Le ragione del no al referendum sul taglio dei parlamentari

Di Paola Pieroni
Il 20 e il 21 settembre gli italiani saranno chiamati ad esprimersi sul referendum confermativo riguardo la riforma costituzionale che prevede la riduzione del
numero dei parlamentari. verranno modificati gli articoli gli art 56, 57 e 59. Con questa riforma i deputati passerebbero da 630 a 400, mentre invece i senatori
passerebbero da 315 a 200, quindi in tutto avremmo una riduzione dei parlamentari da 945 a 600. Vediamo alcune delle ragioni del no, mettendole a confronto
con quelle che Di Maio esprime per il sì. La prima ragione riguarda, il numero dei parlamentari troppo alti, il secondo è che tagliando il numero si generebbe
una qualità dei parlamentari e meno furbetti, la terza è che si risparmieranno un sacco di soldi inutili. E’ davvero che il numero dei parlamentari in Italia è
troppo alto, come sostiene Di Maio? Se si prendono in considerazione i dati assoluti, l’Italia è al secondo posto con 945) dopo la Gran Bretagna (1430), ma
questo dato, sarebbe ben poco se non lo si rapporto al numero di abitanti. Se consideriamo il numero di parlamentari ogni 100mila abitanti. in questo caso
l’Italia con il suo 1,6 , in fondo alla classifica, sotto il Belgio e la Francia. Se passasse la riforma l’Italia andrebbe all’ultimo posto in Europa, insieme alla
Germani che è una repubblica federale. Sulla rappresentanza del popolo. E’ qui che sta la chiave. Ad esempio gli abitanti della Marche, passerebbero da 1
deputato ogni 96mila abitanti ad uno ogni 154mila abitanti. Domanda, a chi giova che il popolo sia governato così? Come diceva il presidente dell’assemblea
Umberto Terracini “quando si vuole diminuire l’importanza di un organo rappresentativo si incominciano sempre col limitare il numero dei parlamentari. La
seconda ragione del sì, sbandierata ai quattro venti, è quella della guerra ai furbetti. Nessuno mette in dubbio questo. Ma anche qui, non è tagliando il numero
dei parlamentari che si risolve la questione. Il taglio dei parlamentari non migliorerebbe la qualità di chi siede in parlamento, anzi la casta potrebbe peggiorare.
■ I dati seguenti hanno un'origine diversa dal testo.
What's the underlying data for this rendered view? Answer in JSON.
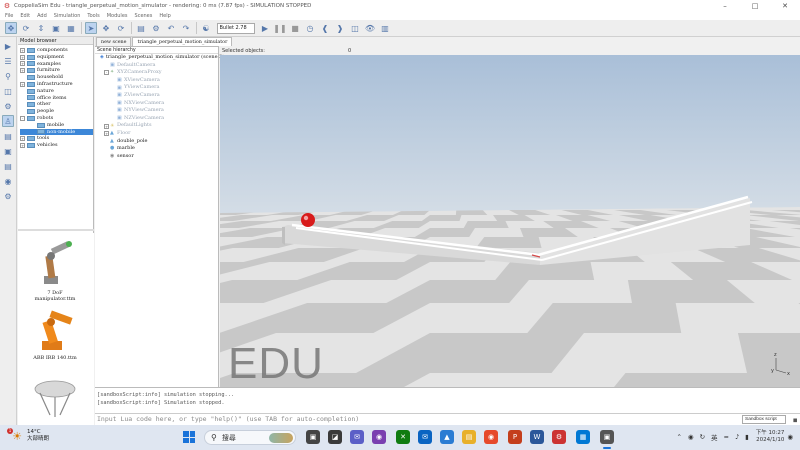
{
  "window": {
    "title": "CoppeliaSim Edu - triangle_perpetual_motion_simulator - rendering: 0 ms (7.87 fps) - SIMULATION STOPPED",
    "controls": [
      "–",
      "□",
      "✕"
    ]
  },
  "menu": [
    "File",
    "Edit",
    "Add",
    "Simulation",
    "Tools",
    "Modules",
    "Scenes",
    "Help"
  ],
  "toolbar": {
    "engine": "Bullet 2.78"
  },
  "model_browser": {
    "title": "Model browser",
    "items": [
      {
        "label": "components",
        "exp": "+"
      },
      {
        "label": "equipment",
        "exp": "+"
      },
      {
        "label": "examples",
        "exp": "+"
      },
      {
        "label": "furniture",
        "exp": "+"
      },
      {
        "label": "household",
        "exp": ""
      },
      {
        "label": "infrastructure",
        "exp": "+"
      },
      {
        "label": "nature",
        "exp": ""
      },
      {
        "label": "office items",
        "exp": ""
      },
      {
        "label": "other",
        "exp": ""
      },
      {
        "label": "people",
        "exp": ""
      },
      {
        "label": "robots",
        "exp": "-"
      },
      {
        "label": "mobile",
        "exp": "",
        "indent": 1
      },
      {
        "label": "non-mobile",
        "exp": "",
        "indent": 1,
        "selected": true
      },
      {
        "label": "tools",
        "exp": "+"
      },
      {
        "label": "vehicles",
        "exp": "+"
      }
    ],
    "thumbnails": [
      {
        "label": "7 DoF manipulator.ttm"
      },
      {
        "label": "ABB IRB 140.ttm"
      }
    ]
  },
  "scene": {
    "tabs": [
      "new scene",
      "triangle_perpetual_motion_simulator"
    ],
    "hierarchy_title": "Scene hierarchy",
    "items": [
      {
        "label": "triangle_perpetual_motion_simulator (scene 2)",
        "level": 0,
        "icon": "scene",
        "dim": false,
        "exp": ""
      },
      {
        "label": "DefaultCamera",
        "level": 1,
        "icon": "camera",
        "dim": true,
        "exp": ""
      },
      {
        "label": "XYZCameraProxy",
        "level": 1,
        "icon": "dummy",
        "dim": true,
        "exp": "-"
      },
      {
        "label": "XViewCamera",
        "level": 2,
        "icon": "camera",
        "dim": true,
        "exp": ""
      },
      {
        "label": "YViewCamera",
        "level": 2,
        "icon": "camera",
        "dim": true,
        "exp": ""
      },
      {
        "label": "ZViewCamera",
        "level": 2,
        "icon": "camera",
        "dim": true,
        "exp": ""
      },
      {
        "label": "NXViewCamera",
        "level": 2,
        "icon": "camera",
        "dim": true,
        "exp": ""
      },
      {
        "label": "NYViewCamera",
        "level": 2,
        "icon": "camera",
        "dim": true,
        "exp": ""
      },
      {
        "label": "NZViewCamera",
        "level": 2,
        "icon": "camera",
        "dim": true,
        "exp": ""
      },
      {
        "label": "DefaultLights",
        "level": 1,
        "icon": "light",
        "dim": true,
        "exp": "+"
      },
      {
        "label": "Floor",
        "level": 1,
        "icon": "shape",
        "dim": true,
        "exp": "+"
      },
      {
        "label": "double_pole",
        "level": 1,
        "icon": "shape",
        "dim": false,
        "exp": ""
      },
      {
        "label": "marble",
        "level": 1,
        "icon": "sphere",
        "dim": false,
        "exp": ""
      },
      {
        "label": "sensor",
        "level": 1,
        "icon": "sensor",
        "dim": false,
        "exp": ""
      }
    ]
  },
  "viewport": {
    "selected_label": "Selected objects:",
    "selected_count": "0",
    "watermark": "EDU",
    "colors": {
      "floor_light": "#e6e6e6",
      "floor_dark": "#c8c8c8",
      "sky": "#b7cadf",
      "marble": "#d81b1b"
    }
  },
  "console": {
    "lines": [
      "[sandboxScript:info] simulation stopping...",
      "[sandboxScript:info] Simulation stopped."
    ],
    "input_placeholder": "Input Lua code here, or type \"help()\" (use TAB for auto-completion)",
    "script_select": "Sandbox script"
  },
  "taskbar": {
    "weather_temp": "14°C",
    "weather_desc": "大部晴朗",
    "weather_badge": "1",
    "search_label": "搜尋",
    "ime": "英",
    "time": "下午 10:27",
    "date": "2024/1/10"
  }
}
Il terzo argomento, riguarda i soldi risparmiati. Il risparmio netto, secondo l’osservatorio sui conti pubblici italiani, presieduto da Cottarelli, sarebbe 37 milioni
per la camera dei deputati e di 20 milioni per quella dei senatori. In tutto sarebbero 57 milioni di euro risparmiati all’anno, che equivalgono 0,95 centesimi per
ogni cittadino italiano. Se si volesse davvero risparmiare basterebbe togliere i vitalizi e le figure come senatori a vita, non credete? Il governo in questa
pandemia ha scavalcato con dpcm le camere, talmente allineato alle direttive europee. Il Centro destra è unito sul sì, come il M5s, in forse il Pd che entro
settembre prenderà una linea unitaria.